1. Process of the catalytic gas phase oxidation of propene to acrylic acid, in which a starting gas 1 containing propene, molecular oxygen and at least one inert gas, which contains the molecular oxygen and the propene in a molar ratio O ₂ : C ₃ H ₆ ≧ 1, first in a first reaction stage at elevated temperature so over a first fixed bed catalyst, the active mass of which contains at least one molybdenum and / or tungsten and bismuth, Tel lur, antimony, tin and / or copper, leads to the propene conversion with a single pass gear ≧ 90 mol% and the associated selectivity of acrolein formation and acrylic acid by-product formation together betragen 90 mol%, the temperature of the product gas mixture leaving the first reaction stage may be reduced by direct and / or indirect cooling and the product gas mixture may have molecular oxygen and / or inertga s adds, and then the product gas mixture as acrolein, molecular oxygen and at least one inert gas-containing reaction gas starting mixture 2, which contains the molecular oxygen and acrolein in a molar ratio O ₂ : C ₃ H ₄ O ≧ 1, in a second reaction stage elevated temperature over a second fixed bed catalyst, the active composition of which is at least one multimetal oxide containing molybdenum and vanadium, leads to the fact that the acrolein conversion in one pass ≧ 90 mol% and the selectivity of the acrylic acid formation balanced over both reaction stages, based on converted propene, ≧ 80 mol%, which is characterized in that

• a) the loading of the first fixed bed catalyst with the propene contained in the reaction gas starting mixture 1 ≧ 160 Nl propene / l catalyst bed.h,
• b) the loading of the second fixed bed catalyst with the acrolein enthaltenen 140 Nl acrolein / l catalyst bed contained in the reaction gas starting mixture 2 and
• c) both the geometry of the shaped catalyst bodies of the first fixed bed catalyst and the geometry of the shaped catalyst bodies of the second fixed bed catalyst is annular with the proviso that

• - the outer ring diameter 2 to 11 mm,
• - The ring length 2 to 11 mm and
• - The wall thickness of the ring is 1 to 5 mm.

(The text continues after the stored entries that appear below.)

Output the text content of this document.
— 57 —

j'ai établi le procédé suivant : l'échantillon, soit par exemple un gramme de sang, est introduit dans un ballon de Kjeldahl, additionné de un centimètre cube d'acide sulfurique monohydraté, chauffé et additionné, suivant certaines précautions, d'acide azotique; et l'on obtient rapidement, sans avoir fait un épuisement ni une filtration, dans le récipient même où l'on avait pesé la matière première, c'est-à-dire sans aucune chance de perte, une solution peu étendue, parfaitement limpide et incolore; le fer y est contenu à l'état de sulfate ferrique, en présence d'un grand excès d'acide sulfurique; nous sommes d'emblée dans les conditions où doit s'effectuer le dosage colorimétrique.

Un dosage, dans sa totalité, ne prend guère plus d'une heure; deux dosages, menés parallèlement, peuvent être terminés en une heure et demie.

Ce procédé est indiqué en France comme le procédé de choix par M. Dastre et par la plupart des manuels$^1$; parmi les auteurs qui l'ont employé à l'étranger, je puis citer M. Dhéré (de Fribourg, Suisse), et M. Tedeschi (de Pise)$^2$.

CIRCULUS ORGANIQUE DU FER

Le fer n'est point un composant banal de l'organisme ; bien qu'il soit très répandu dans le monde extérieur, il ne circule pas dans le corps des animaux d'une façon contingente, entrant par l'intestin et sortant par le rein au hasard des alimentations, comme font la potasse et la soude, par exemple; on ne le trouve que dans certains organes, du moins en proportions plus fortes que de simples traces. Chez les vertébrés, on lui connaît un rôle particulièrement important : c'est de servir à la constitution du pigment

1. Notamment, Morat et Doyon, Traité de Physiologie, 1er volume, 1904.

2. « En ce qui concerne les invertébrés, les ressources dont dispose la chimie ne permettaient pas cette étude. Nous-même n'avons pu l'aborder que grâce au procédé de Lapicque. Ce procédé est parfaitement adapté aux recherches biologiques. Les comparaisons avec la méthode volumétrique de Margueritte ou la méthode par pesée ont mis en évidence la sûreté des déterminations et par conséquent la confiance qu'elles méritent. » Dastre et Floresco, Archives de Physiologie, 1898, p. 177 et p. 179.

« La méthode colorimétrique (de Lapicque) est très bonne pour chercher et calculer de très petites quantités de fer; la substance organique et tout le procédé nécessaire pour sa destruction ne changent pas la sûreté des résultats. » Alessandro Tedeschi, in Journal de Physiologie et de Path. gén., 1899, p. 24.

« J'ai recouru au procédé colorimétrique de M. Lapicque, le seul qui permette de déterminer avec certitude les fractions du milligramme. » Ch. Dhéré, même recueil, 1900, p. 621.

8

2. Process for the catalytic gas phase oxidation of propene to acrolein and / or acrylic acid, in which a reaction gas starting mixture 1 containing propene, molecular oxygen and at least one inert gas, the molecular oxygen and the propene in a molar ratio O ₂ : C ₃ H ₆ ≧ 1 ent, in a reaction stage at elevated temperature over a first fixed bed catalyst, the active mass of which contains at least a molybdenum and / or tungsten as well as bismuth, tellurium, timon, tin and / or copper containing multimetal oxide, leads to propene conversion a single pass ≧ 90 mol% and the associated selectivity of acrolein formation and acrylic acid by-product formation together ≧ 90 mol .-%, which is characterized in that

• a) the loading of the fixed bed catalyst with the propene contained in the reaction gas starting mixture 1 ≧ 160 Nl propene / l catalyst bed.h and
• b) the geometry of the shaped catalyst bodies of the fixed bed catalyst is annular with the proviso that

• - the outer ring diameter 2 to 11 mm,
• - The ring length 2 to 11 mm and
• - The wall thickness of the ring is 1 to 5 mm.